Best Study Techniques for Your Learning Style
Preparing for AP Exams
Are you ready for your AP Exams? May is a hectic month with tests, finals, and school events, so prepping for your APs early and often will ensure you’ll do your best on these important tests. Here are tips to help you put together your perfect review strategy.
When should I start studying for AP Exams?
Many students start shifting to AP prep mode 1 to 3 months before test day, usually ramping up by spring break. The goal is it give yourself enough time to get used to AP question types, take a few practice tests, review content, and hone your test-taking strategy.
The good news is that all your hard work for your AP classes is setting a great foundation for the AP test. Use your old tests and quizzes to track where you need to strengthen your knowledge and what topics you already know well.
How to study for multiple APs at once:
If you are taking more than one AP test this May, it’s important that you start early and make a schedule to map out your time. To come up with your study plan, ask yourself:
- How many days/weeks/months away are my exams?
- What time of day is my best, most focused study time?
- How much time per day/week/month will I devote to preparing for each exam?
- When will I prep? (Be as specific as possible: "Mondays & Wednesdays from 3 to 4 p.m. I will study for AP Bio," for example.)
Studying in small chunks keeps the workload manageable, so try to stick to one AP subject per night.

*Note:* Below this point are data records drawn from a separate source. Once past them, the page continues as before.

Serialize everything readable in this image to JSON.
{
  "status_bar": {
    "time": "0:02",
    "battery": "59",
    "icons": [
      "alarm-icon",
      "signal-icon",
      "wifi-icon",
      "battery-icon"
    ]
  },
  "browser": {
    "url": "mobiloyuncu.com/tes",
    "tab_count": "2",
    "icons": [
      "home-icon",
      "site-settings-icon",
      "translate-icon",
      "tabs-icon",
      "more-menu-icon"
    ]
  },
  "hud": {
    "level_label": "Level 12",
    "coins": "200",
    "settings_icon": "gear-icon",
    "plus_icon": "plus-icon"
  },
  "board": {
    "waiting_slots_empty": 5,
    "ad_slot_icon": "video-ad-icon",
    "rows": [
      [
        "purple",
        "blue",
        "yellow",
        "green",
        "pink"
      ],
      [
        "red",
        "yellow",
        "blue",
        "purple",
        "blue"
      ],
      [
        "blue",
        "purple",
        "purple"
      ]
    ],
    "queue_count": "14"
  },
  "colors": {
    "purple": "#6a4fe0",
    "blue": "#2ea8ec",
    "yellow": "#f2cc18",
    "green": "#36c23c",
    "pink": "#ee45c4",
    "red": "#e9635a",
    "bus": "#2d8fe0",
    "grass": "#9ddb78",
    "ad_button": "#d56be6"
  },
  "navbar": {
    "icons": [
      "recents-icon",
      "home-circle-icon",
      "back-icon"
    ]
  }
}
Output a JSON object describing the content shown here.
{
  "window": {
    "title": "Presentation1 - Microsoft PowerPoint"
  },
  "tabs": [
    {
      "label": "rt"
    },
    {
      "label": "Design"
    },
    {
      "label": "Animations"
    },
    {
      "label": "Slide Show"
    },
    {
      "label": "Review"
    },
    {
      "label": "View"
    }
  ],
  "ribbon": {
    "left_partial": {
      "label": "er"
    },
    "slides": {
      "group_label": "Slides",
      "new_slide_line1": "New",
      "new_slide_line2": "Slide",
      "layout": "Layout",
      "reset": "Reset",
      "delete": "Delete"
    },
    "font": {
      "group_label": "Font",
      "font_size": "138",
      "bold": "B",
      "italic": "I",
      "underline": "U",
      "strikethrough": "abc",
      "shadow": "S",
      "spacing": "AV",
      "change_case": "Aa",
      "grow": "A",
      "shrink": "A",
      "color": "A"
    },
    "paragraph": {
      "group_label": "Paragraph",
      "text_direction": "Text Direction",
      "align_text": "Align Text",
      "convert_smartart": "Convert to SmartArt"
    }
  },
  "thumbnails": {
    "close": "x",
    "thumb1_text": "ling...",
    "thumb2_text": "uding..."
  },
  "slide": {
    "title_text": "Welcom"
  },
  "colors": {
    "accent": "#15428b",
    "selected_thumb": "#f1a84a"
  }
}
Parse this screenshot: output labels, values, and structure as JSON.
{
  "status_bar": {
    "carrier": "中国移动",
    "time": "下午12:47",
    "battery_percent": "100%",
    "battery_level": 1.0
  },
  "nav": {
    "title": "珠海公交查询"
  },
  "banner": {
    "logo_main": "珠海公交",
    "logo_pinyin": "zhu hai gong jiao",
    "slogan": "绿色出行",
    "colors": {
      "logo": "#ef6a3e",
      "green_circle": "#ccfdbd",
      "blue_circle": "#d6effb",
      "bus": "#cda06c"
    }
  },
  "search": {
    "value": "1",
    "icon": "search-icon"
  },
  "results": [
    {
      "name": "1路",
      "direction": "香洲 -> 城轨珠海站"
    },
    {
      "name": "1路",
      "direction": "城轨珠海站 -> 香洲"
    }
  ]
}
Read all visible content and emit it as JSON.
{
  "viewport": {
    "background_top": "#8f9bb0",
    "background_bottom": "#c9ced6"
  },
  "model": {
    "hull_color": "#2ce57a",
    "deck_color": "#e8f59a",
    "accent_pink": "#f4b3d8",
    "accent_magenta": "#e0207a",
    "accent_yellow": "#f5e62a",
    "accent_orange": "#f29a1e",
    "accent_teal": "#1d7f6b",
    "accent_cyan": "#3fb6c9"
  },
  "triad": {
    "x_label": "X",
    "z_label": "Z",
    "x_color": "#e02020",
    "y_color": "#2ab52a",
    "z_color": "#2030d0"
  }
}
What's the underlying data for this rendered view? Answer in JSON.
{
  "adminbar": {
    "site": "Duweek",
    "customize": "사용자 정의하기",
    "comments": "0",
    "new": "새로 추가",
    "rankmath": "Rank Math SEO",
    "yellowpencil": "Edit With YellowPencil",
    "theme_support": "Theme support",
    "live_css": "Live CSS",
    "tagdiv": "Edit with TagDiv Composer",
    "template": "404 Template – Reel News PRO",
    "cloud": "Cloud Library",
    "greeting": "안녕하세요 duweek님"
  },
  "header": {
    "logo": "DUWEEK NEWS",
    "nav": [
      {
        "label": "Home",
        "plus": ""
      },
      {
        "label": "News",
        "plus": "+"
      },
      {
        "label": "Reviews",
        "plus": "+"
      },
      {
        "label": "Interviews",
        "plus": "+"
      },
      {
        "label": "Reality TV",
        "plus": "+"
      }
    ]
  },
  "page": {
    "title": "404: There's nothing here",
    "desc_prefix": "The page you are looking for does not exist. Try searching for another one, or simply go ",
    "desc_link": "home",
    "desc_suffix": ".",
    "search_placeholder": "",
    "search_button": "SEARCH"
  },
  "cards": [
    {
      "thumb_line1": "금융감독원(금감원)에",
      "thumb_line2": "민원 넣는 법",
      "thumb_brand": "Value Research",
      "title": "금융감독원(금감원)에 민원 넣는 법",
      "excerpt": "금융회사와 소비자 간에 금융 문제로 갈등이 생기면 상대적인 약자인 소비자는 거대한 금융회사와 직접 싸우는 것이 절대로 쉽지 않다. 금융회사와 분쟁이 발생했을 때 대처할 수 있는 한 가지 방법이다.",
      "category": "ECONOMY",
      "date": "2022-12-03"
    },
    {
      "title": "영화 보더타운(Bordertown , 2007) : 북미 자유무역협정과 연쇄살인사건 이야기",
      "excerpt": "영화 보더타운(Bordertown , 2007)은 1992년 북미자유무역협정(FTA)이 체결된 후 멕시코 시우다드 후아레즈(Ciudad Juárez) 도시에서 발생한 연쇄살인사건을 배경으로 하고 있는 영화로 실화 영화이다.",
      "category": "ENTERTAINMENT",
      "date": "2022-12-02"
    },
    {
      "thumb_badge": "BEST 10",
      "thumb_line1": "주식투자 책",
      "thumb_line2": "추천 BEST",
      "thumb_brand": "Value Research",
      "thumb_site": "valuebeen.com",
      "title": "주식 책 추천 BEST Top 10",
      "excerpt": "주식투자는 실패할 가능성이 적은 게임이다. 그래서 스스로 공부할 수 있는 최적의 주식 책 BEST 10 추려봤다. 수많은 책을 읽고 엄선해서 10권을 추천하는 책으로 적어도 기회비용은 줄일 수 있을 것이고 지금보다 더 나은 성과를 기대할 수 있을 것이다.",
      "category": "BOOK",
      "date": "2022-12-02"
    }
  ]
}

How to Study for AP Exams:
1. Start with old material. Begin by reviewing the material you have already completed in class. Set aside 15 minutes or so each evening to review past work. Refreshing your memory on a regular basis is the best strategy for effective learning.
2. Approach new material with the AP test in mind. You can’t just forget the material once you’ve been graded on it! The AP exam will be the culmination of the entire year. As you master new material, take a few minutes to make notes that you’ll use later for AP Exam review. Highlight the important points of each lesson while it’s still fresh in your mind, and note the areas where you struggled.
3. Don’t overly rely on your high school teacher. Your teacher’s job is to ensure all the subject material is covered—not to help you study. There often isn’t enough time during class to teach the material AND do a thorough review by May.
4. Invest in an AP prep book. A great test prep book will help you review essential content, introduce you to test format and question types, and help you practice for the big day.